Aktualności
24.08.2019
Piłkarze po meczu Cracovia - Arka Gdynia
Arce nie udało się dziś zdobyć punktów w Krakowie, więc rzeczą jasną jest, że po meczu naszym piłkarzom nie dopisywał dobry humor. Zgodnie podkreślili oni, że drużyna musi mocno pracować, by w kolejnych meczach osiągnąć lepsze wyniki.
Christian Maghoma (Arka Gdynia):
- Jesteśmy w trudnej sytuacji. Musimy jednak trzymać się razem, bo cała drużyna odpowiada za wyniki. Nie winimy nikogo indywidualnie. Razem wygrywamy i razem przegrywamy. Na treningach pracujemy, dajemy z siebie wszystko, ale musimy potrafić to przenieść na spotkania ligowe. Wtedy nasza sytuacja stanie się lepsza.
Dotarły do nas opinie, że nie powinno być rzutu karnego dla Cracovii. Gdybyśmy do przerwy przegrywali tylko 0:1, to mielibyśmy większą szansę, by odrobić straty w drugiej części. Nie chcę jednak szukać wymówek, patrzymy przede wszystkim na siebie, bo na nas spoczywa odpowiedzialność za wyniki.
Davit Skhirtladze (Arka Gdynia):
- Niestety zdobyliśmy bramkę zbyt późno, przegrywaliśmy już wówczas 0:3. Nie możemy się jednak poddawać, bo sezon jest bardzo długi. W dalszym ciągu mamy przed sobą ponad 30 meczów do rozegrania. Przeanalizujemy to spotkanie i mam nadzieję, że kolejny mecz będzie lepszy w naszym wykonaniu. Musimy w kolejnych meczach osiągnąć lepsze wyniki i zdobyć punkty. Szczególnie ważny będzie najbliższy mecz, gdyż chcemy potem w dobrych nastrojach pracować w trakcie przerwy na kadrę.
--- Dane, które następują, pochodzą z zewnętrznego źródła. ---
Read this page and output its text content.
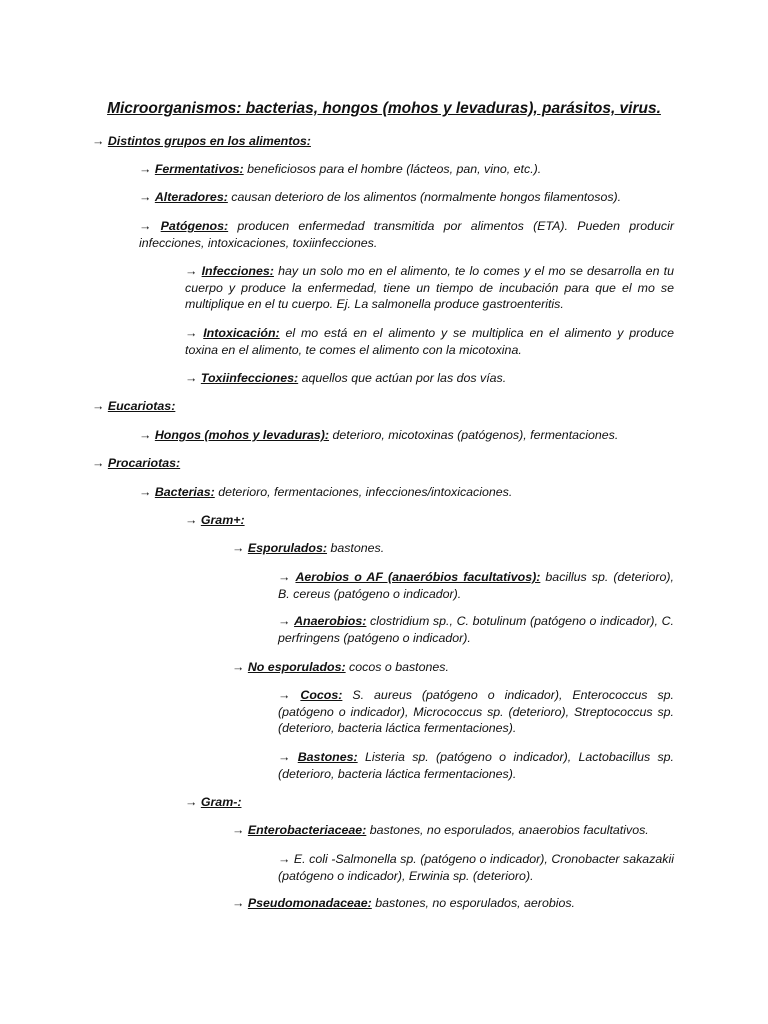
Microorganismos: bacterias, hongos (mohos y levaduras), parásitos, virus.

→ Distintos grupos en los alimentos:

→ Fermentativos: beneficiosos para el hombre (lácteos, pan, vino, etc.).

→ Alteradores: causan deterioro de los alimentos (normalmente hongos filamentosos).

→ Patógenos: producen enfermedad transmitida por alimentos (ETA). Pueden producir infecciones, intoxicaciones, toxiinfecciones.

→ Infecciones: hay un solo mo en el alimento, te lo comes y el mo se desarrolla en tu cuerpo y produce la enfermedad, tiene un tiempo de incubación para que el mo se multiplique en el tu cuerpo. Ej. La salmonella produce gastroenteritis.

→ Intoxicación: el mo está en el alimento y se multiplica en el alimento y produce toxina en el alimento, te comes el alimento con la micotoxina.

→ Toxiinfecciones: aquellos que actúan por las dos vías.

→ Eucariotas:

→ Hongos (mohos y levaduras): deterioro, micotoxinas (patógenos), fermentaciones.

→ Procariotas:

→ Bacterias: deterioro, fermentaciones, infecciones/intoxicaciones.

→ Gram+:

→ Esporulados: bastones.

→ Aerobios o AF (anaeróbios facultativos): bacillus sp. (deterioro), B. cereus (patógeno o indicador).

→ Anaerobios: clostridium sp., C. botulinum (patógeno o indicador), C. perfringens (patógeno o indicador).

→ No esporulados: cocos o bastones.

→ Cocos: S. aureus (patógeno o indicador), Enterococcus sp. (patógeno o indicador), Micrococcus sp. (deterioro), Streptococcus sp. (deterioro, bacteria láctica fermentaciones).

→ Bastones: Listeria sp. (patógeno o indicador), Lactobacillus sp. (deterioro, bacteria láctica fermentaciones).

→ Gram-:

→ Enterobacteriaceae: bastones, no esporulados, anaerobios facultativos.

→ E. coli -Salmonella sp. (patógeno o indicador), Cronobacter sakazakii (patógeno o indicador), Erwinia sp. (deterioro).

→ Pseudomonadaceae: bastones, no esporulados, aerobios.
Musimy grać lepiej na wyjazdach. Na boiskach rywali brakuje nam bowiem tej pewności siebie, z którą gramy na własnym stadionie. Fani wspierali nas dziś na trybunach i na pewno zasługują oni na lepszą grę z naszej strony. Koncentrujemy się na sobie i na tym, by poprawić naszą postawę.